۴) To examine the company’s internal control systems during each fiscal year and

prepare a report thereon including the comment on the efficiency of the internal

control system, cases of breach, suggested amendments and present them to the

board of directors and auditing committee.

۵-  Trustee;

According to Article 18 of “The Regulations Governing the Establishment and Activity

of the portfolio manager”, In order to commence the portfolio managing activities, the

portfolio manager shall have to choose at least one legal person whose eligibility is

acceptable to the SEO as trustee and conclude a contract with it. The trustee’s functions

and responsibilities as well as its fee shall be established in the contract signed between

the portfolio manager and the trustee pursuant to the provisions herein.

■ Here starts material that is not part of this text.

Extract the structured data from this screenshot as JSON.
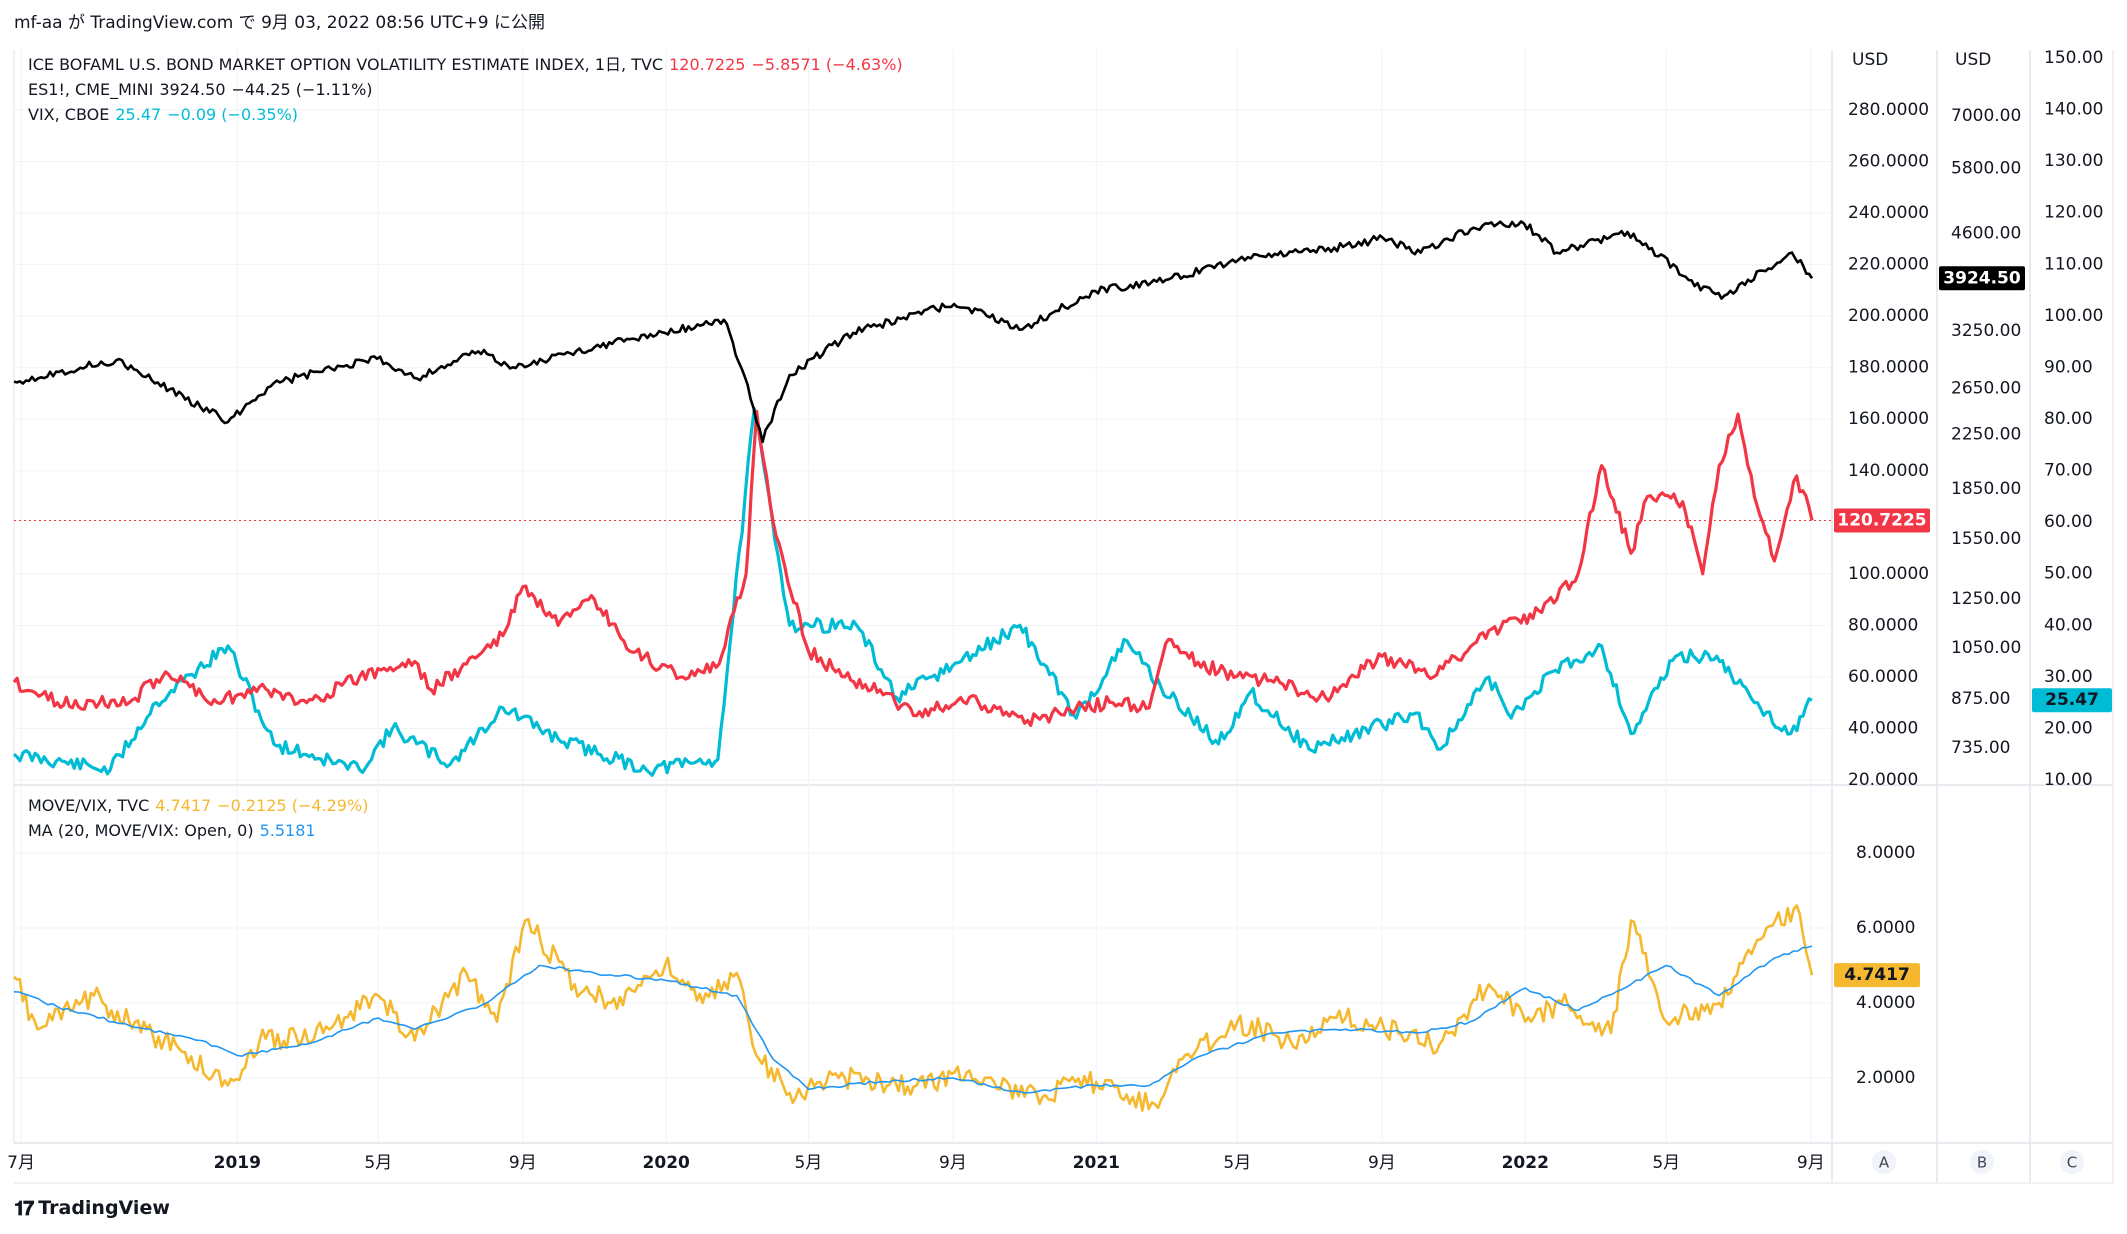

The portfolio

manager shall have to immediately deliver a copy of the contract to the trustee and

submit a copy of the same to the SEO for registration within two business days after the

contract has come into effect.

In addition, Article 21 of “The Regulations Governing the Establishment and Activity of

the portfolio manager” specifies: The trustee shall have to exercise regular control to

ensure that the portfolio manager:

  1. Abides by the portfolio management contracts that the portfolio manager has

signed with its clients, whether or not the trustee’s position has been accepted in

such contracts;

  1. Complies with the regulations on the establishment and activities of the

portfolio management firms;

  1. Complies with the rules that the SEO has delegated its regulatory functions to

the trustee as a party to the contract with the portfolio manager;

Additionally, if the trustee detects any violation of the foregoing issues, it shall

have to report the matter to the SEO and shall simultaneously give notices

required for rectification to the portfolio.